The Concertgoers EJB will have a CMR field to set and get a collection/set of references to Concert objects. In contrast, the Concert object will not have a CMR field. As far as manipulating the CMR field, and creating and deleting the objects the CMR field references, similar design considerations apply as discussed above. Cascade deletions typically do not make sense for many-to-many relationships.

With respect to persistent storage of this relationship, a join table is used. Each record in a join table has two foreign-key columns, one holding the primary key value of a concertgoer and the other holding the primary key value of the concert (again assuming that both EJBs are defined to have one unique primary key field).
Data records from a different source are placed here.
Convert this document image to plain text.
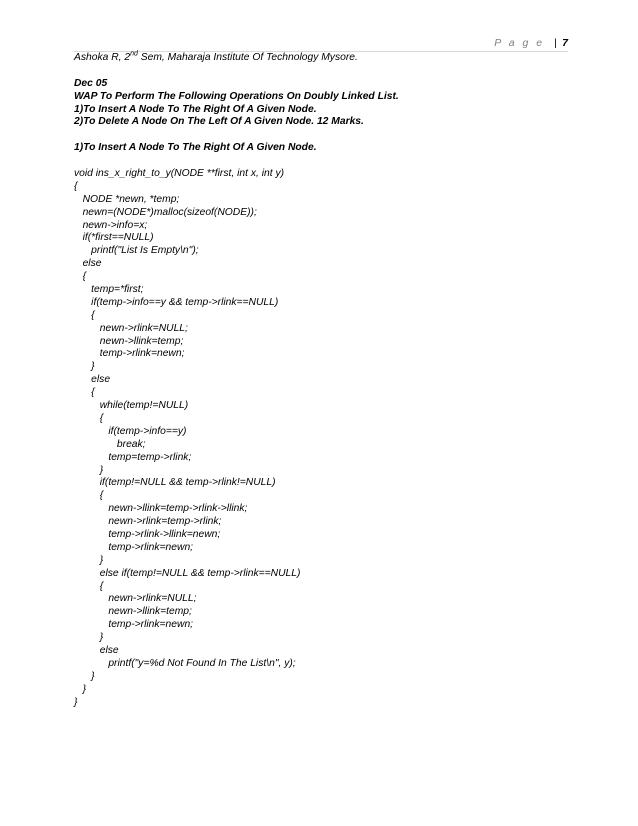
P a g e | 7
Ashoka R, 2nd Sem, Maharaja Institute Of Technology Mysore.
Dec 05
WAP To Perform The Following Operations On Doubly Linked List.
1)To Insert A Node To The Right Of A Given Node.
2)To Delete A Node On The Left Of A Given Node. 12 Marks.
1)To Insert A Node To The Right Of A Given Node.
void ins_x_right_to_y(NODE **first, int x, int y)
{
NODE *newn, *temp;
newn=(NODE*)malloc(sizeof(NODE));
newn->info=x;
if(*first==NULL)
printf("List Is Empty\n");
else
{
temp=*first;
if(temp->info==y && temp->rlink==NULL)
{
newn->rlink=NULL;
newn->llink=temp;
temp->rlink=newn;
}
else
{
while(temp!=NULL)
{
if(temp->info==y)
break;
temp=temp->rlink;
}
if(temp!=NULL && temp->rlink!=NULL)
{
newn->llink=temp->rlink->llink;
newn->rlink=temp->rlink;
temp->rlink->llink=newn;
temp->rlink=newn;
}
else if(temp!=NULL && temp->rlink==NULL)
{
newn->rlink=NULL;
newn->llink=temp;
temp->rlink=newn;
}
else
printf("y=%d Not Found In The List\n", y);
}
}
}
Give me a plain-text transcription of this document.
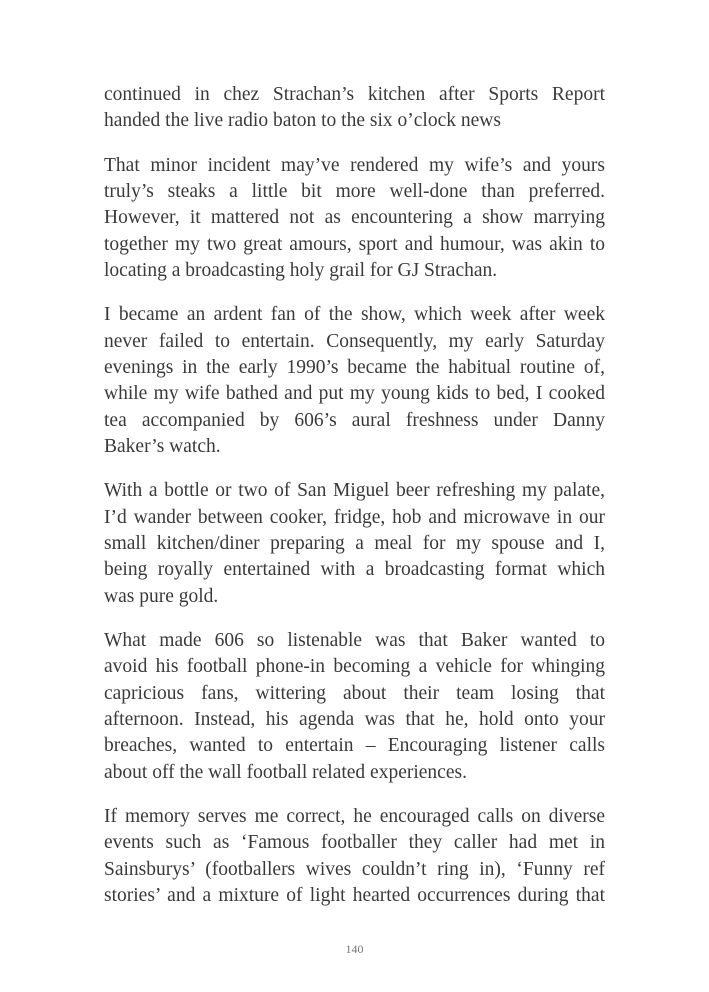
continued in chez Strachan’s kitchen after Sports Report
handed the live radio baton to the six o’clock news
That minor incident may’ve rendered my wife’s and yours
truly’s steaks a little bit more well-done than preferred.
However, it mattered not as encountering a show marrying
together my two great amours, sport and humour, was akin to
locating a broadcasting holy grail for GJ Strachan.
I became an ardent fan of the show, which week after week
never failed to entertain. Consequently, my early Saturday
evenings in the early 1990’s became the habitual routine of,
while my wife bathed and put my young kids to bed, I cooked
tea accompanied by 606’s aural freshness under Danny
Baker’s watch.
With a bottle or two of San Miguel beer refreshing my palate,
I’d wander between cooker, fridge, hob and microwave in our
small kitchen/diner preparing a meal for my spouse and I,
being royally entertained with a broadcasting format which
was pure gold.
What made 606 so listenable was that Baker wanted to
avoid his football phone-in becoming a vehicle for whinging
capricious fans, wittering about their team losing that
afternoon. Instead, his agenda was that he, hold onto your
breaches, wanted to entertain – Encouraging listener calls
about off the wall football related experiences.
If memory serves me correct, he encouraged calls on diverse
events such as ‘Famous footballer they caller had met in
Sainsburys’ (footballers wives couldn’t ring in), ‘Funny ref
stories’ and a mixture of light hearted occurrences during that
140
Many-to-Many, Bidirectional


In a many-to-many bidirectional relationship, object A relates to many objects B, object B relates to many objects A, there are references from each object A to its objects B as well as references from each object B to its objects A. An example of such a relationship is between a passenger and a flight. A passenger can take multiple flights, a flight is typically booked by multiple passengers, given a passenger you want to know the flights, and for a flight you want to know exactly which passengers should be on the airplane.

The Passenger EJB will have a CMR field to set and get a collection/set of references to Flight objects. The Flight EJB will have a CMR field to set and get a collection/set of references to Passenger objects. As far as manipulating the CMR field, and creating and deleting the objects the CMR field references, similar design considerations apply as discussed above. In this particular example it is possible that a passenger books a flight for several passengers at the same time. You can use the Collection/Set's addAll method to add multiple references. Also notice that bidirectionality is again assured by the EJB container, and that cascade deletions typically do not make sense for many-to-many relationships.

With respect to persistent storage of this relationship, a join table is used. Each record in a join table has two foreign-key columns, one holding the primary key value of a concertgoer and the other holding the primary key value of the concert (again assuming that both EJBs are defined to have one unique primary key field).